Лишь когда он обрывает музыку и рявкает в трубу:
— Как?! — а после мрачнеет лицом, Верка поворачивается к мужчине, чтобы тут же напрячься каждой клеткой тела. Серые глаза зло сощурены, ладонь на руле сжата так, что чудом не ломает пластик. Слушает долго, раскаляясь с каждой секундой, после ограничивается ледяным: «Ясно», и чуть ли не отшвыривает телефон на приборную панель.
Хочется спросить, что стряслось, но инстинкт самосохранения вынуждает молчать и ждать. Ждать, когда напряженная, заполонившая салон тишина разорвется очередной жуткой правдой.
— Кравчук повесился. Ночью в камере. Свидетелей нет. Якобы замучила совесть, — тон Германа ровный, голос тихий, но за каждым словом звенит сталь и злость. Вера спрашивает осторожно, точно боится порезаться об эти острые грани, случайно сказать что-то не то:
— Он точно… сам?
— Конечно, нет! — Варшавский слишком резко заходит в поворот. Верку кренит влево так сильно, что, сохраняя равновесие, приходится опереться ладонью о мужское колено. Она отдёргивает руку, но Герману, кажется, все равно.
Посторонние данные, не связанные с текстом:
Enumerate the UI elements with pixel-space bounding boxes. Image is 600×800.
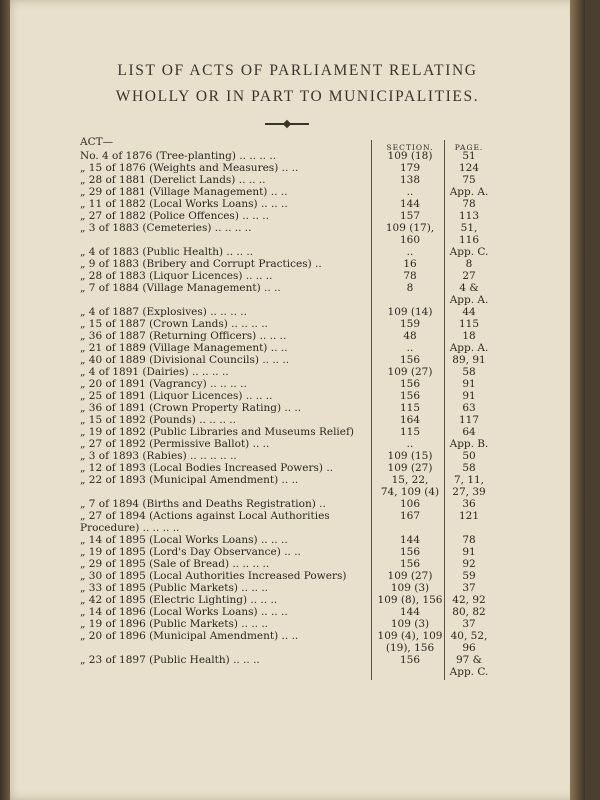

— Он был единственной нитью, связывающей мелкий районный рэкет с крупной группировкой. Все, что удалось выбить — признание в убийстве Королева. Подельники хоть и поют, но ни хера не знают — сядут за пособничество и за распространение дури. Взятые в клубе, либо тупые шалавы, либо безвольные коровы, которых повели, и они пошли. Предъявить нечего.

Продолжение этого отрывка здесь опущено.